Ashley Greene (she played the most tolerable Cullen sibling in the Twilight saga) mugs like crazy as Evelyn. Her line deliveries occasionally fall flat but she seems to be having a lot of fun in the role and her gross-out gags with Yelchin tend to be the most amusing parts of the movie. To be honest there’s just not enough postmortem Evelyn in Burying the Ex and I think starting the movie with her already dead would’ve helped speed along to the good parts.
Olivia is Max’s new girlfriend. She’s just a hair shy of being a horror-movie enthusiast version of the Manic Pixie Dream Girl (every time somebody types that, Nathan Rabin gets a shiny nickle) trope but Alexandra Daddario is oozing with charm and she and Yelchin are so great together that you barely notice how little chemistry the characters actually have. She’s also disgustingly pretty and has big bright blue eyes that could burn a hole through sheet metal so I found it easy to ignore her more cliched quirks.
Travis is Charlie’s half-brother. He’s a loud, schlubby freeloader who spins signs for a living yet has a mysterious ability to attract an absurd amount of very attractive women to have random hook-ups with him (which he has in Max’s apartment, because he doesn’t want them knowing where he lives.) It’s not a very funny joke and the movie doesn’t devote a whole lot of time to it, but it still devotes too much. Oliver Cooper is kind-of a middle ground between Dan Fogler and Jonah Hill who manifests the less likeable traits of both. He’s really only in the movie for a couple of plot points and to be a sounding board for Max’s thoughts.
Dick Miller makes a cameo, and his character is named Walter Paisley as tradition dictates! Miller plays a desk sergeant at a police station Max futilely goes to for help. It’s probably the biggest role the 87-year-old actor has had in ten years and, given his haggard appearance and the frequency with which Joe Dante movies are coming out these days, likely his last Dante cameo, so you had all better appreciate it!
I’m sure this movie is going to be extremely polarizing (I am fondly looking forward to all the “you’re wrong, asshole” comments below as I type this) but that has been the case with just about every one of Joe Dante’s movies. I know I put it through the wringer myself, and the script by first-timer Alan Trezza (his sole other credit is making the short film which formed the basis for this one, I can’t find it anywhere online so I’ve no idea if it’s better) is weak and filled with cliches but Joe Dante brings that magic that he brings to everything he does.

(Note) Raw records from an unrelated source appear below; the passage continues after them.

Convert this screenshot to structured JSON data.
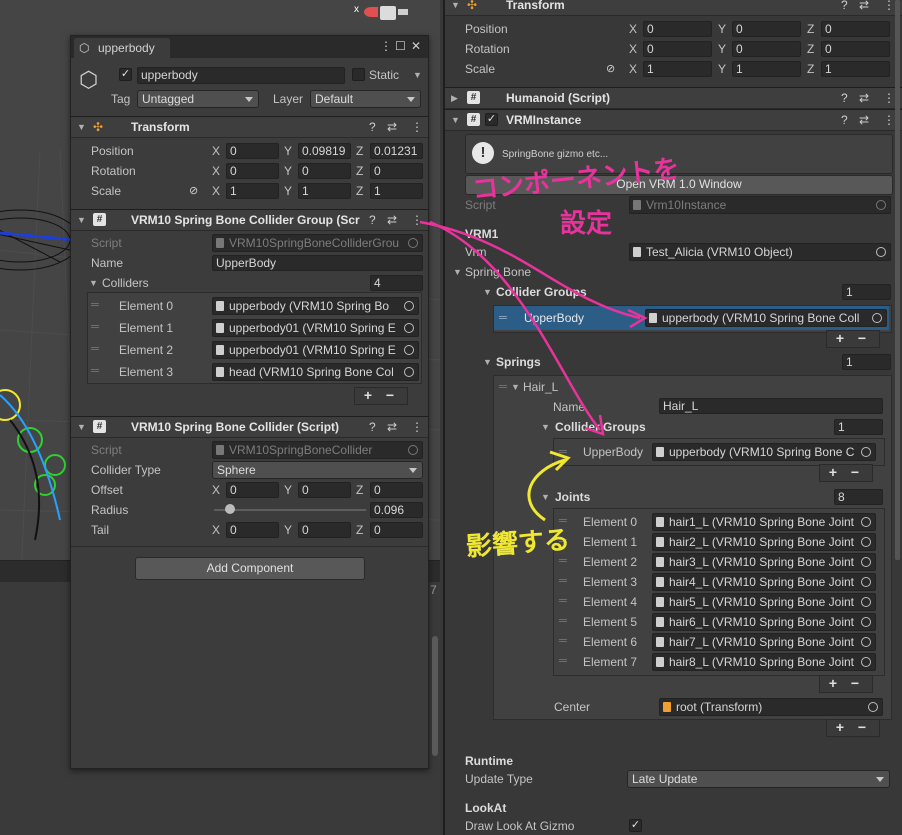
{
  "colors": {
    "selection": "#2c5d87",
    "annotation_red": "#e8339c",
    "annotation_yellow": "#f0e830",
    "background": "#383838"
  },
  "left": {
    "window_title": "upperbody",
    "object_name": "upperbody",
    "static_label": "Static",
    "tag_label": "Tag",
    "tag_value": "Untagged",
    "layer_label": "Layer",
    "layer_value": "Default",
    "transform": {
      "title": "Transform",
      "position_label": "Position",
      "rotation_label": "Rotation",
      "scale_label": "Scale",
      "position": [
        "0",
        "0.09819",
        "0.01231"
      ],
      "rotation": [
        "0",
        "0",
        "0"
      ],
      "scale": [
        "1",
        "1",
        "1"
      ]
    },
    "group": {
      "title": "VRM10 Spring Bone Collider Group (Scr",
      "script_label": "Script",
      "script_value": "VRM10SpringBoneColliderGrou",
      "name_label": "Name",
      "name_value": "UpperBody",
      "colliders_label": "Colliders",
      "colliders_count": "4",
      "elements": [
        {
          "label": "Element 0",
          "value": "upperbody (VRM10 Spring Bo"
        },
        {
          "label": "Element 1",
          "value": "upperbody01 (VRM10 Spring E"
        },
        {
          "label": "Element 2",
          "value": "upperbody01 (VRM10 Spring E"
        },
        {
          "label": "Element 3",
          "value": "head (VRM10 Spring Bone Col"
        }
      ]
    },
    "collider": {
      "title": "VRM10 Spring Bone Collider (Script)",
      "script_label": "Script",
      "script_value": "VRM10SpringBoneCollider",
      "type_label": "Collider Type",
      "type_value": "Sphere",
      "offset_label": "Offset",
      "offset": [
        "0",
        "0",
        "0"
      ],
      "radius_label": "Radius",
      "radius_value": "0.096",
      "tail_label": "Tail",
      "tail": [
        "0",
        "0",
        "0"
      ]
    },
    "add_component": "Add Component"
  },
  "right": {
    "transform": {
      "title": "Transform",
      "position_label": "Position",
      "rotation_label": "Rotation",
      "scale_label": "Scale",
      "position": [
        "0",
        "0",
        "0"
      ],
      "rotation": [
        "0",
        "0",
        "0"
      ],
      "scale": [
        "1",
        "1",
        "1"
      ]
    },
    "humanoid_title": "Humanoid (Script)",
    "vrminstance_title": "VRMInstance",
    "info_text": "SpringBone gizmo etc...",
    "open_window_button": "Open VRM 1.0 Window",
    "script_label": "Script",
    "script_value": "Vrm10Instance",
    "vrm_section": "VRM1",
    "vrm_label": "Vrm",
    "vrm_value": "Test_Alicia (VRM10 Object)",
    "spring_bone_label": "Spring Bone",
    "collider_groups_label": "Collider Groups",
    "collider_groups_count": "1",
    "collider_group_row": {
      "label": "UpperBody",
      "value": "upperbody (VRM10 Spring Bone Coll"
    },
    "springs_label": "Springs",
    "springs_count": "1",
    "hair_label": "Hair_L",
    "name_label": "Name",
    "name_value": "Hair_L",
    "spring_collider_groups_label": "Collider Groups",
    "spring_collider_groups_count": "1",
    "spring_collider_row": {
      "label": "UpperBody",
      "value": "upperbody (VRM10 Spring Bone C"
    },
    "joints_label": "Joints",
    "joints_count": "8",
    "joints": [
      {
        "label": "Element 0",
        "value": "hair1_L (VRM10 Spring Bone Joint"
      },
      {
        "label": "Element 1",
        "value": "hair2_L (VRM10 Spring Bone Joint"
      },
      {
        "label": "Element 2",
        "value": "hair3_L (VRM10 Spring Bone Joint"
      },
      {
        "label": "Element 3",
        "value": "hair4_L (VRM10 Spring Bone Joint"
      },
      {
        "label": "Element 4",
        "value": "hair5_L (VRM10 Spring Bone Joint"
      },
      {
        "label": "Element 5",
        "value": "hair6_L (VRM10 Spring Bone Joint"
      },
      {
        "label": "Element 6",
        "value": "hair7_L (VRM10 Spring Bone Joint"
      },
      {
        "label": "Element 7",
        "value": "hair8_L (VRM10 Spring Bone Joint"
      }
    ],
    "center_label": "Center",
    "center_value": "root (Transform)",
    "runtime_label": "Runtime",
    "update_type_label": "Update Type",
    "update_type_value": "Late Update",
    "lookat_label": "LookAt",
    "draw_lookat_label": "Draw Look At Gizmo"
  },
  "annotations": {
    "red_text_line1": "コンポーネントを",
    "red_text_line2": "設定",
    "yellow_text": "影響する"
  }
}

I can feel Joe Dante’s influence all over this thing: the cartoonish music and brightly-lit slapstick violence, the kitschy curio store nature of the supernatural influence, the smallness of the story, the running joke of all the characters working for companies with ridiculous slogans that they’re forced to say. It’s got that Gremlins feel even if it lacks that Gremlins screenplay (or Gremlins budget) and I think even people who didn’t care for The Hole may see this as a return to form for Joe Dante.
Burying the Ex is slight but it manages to be more than the sum of its parts and captures a lot of what we as viewers have always loved about Joe Dante (If I type his name one more time, I get a wish) and I think that for a good cross-section of you folks this movie can find a place in your heart and on your shelf.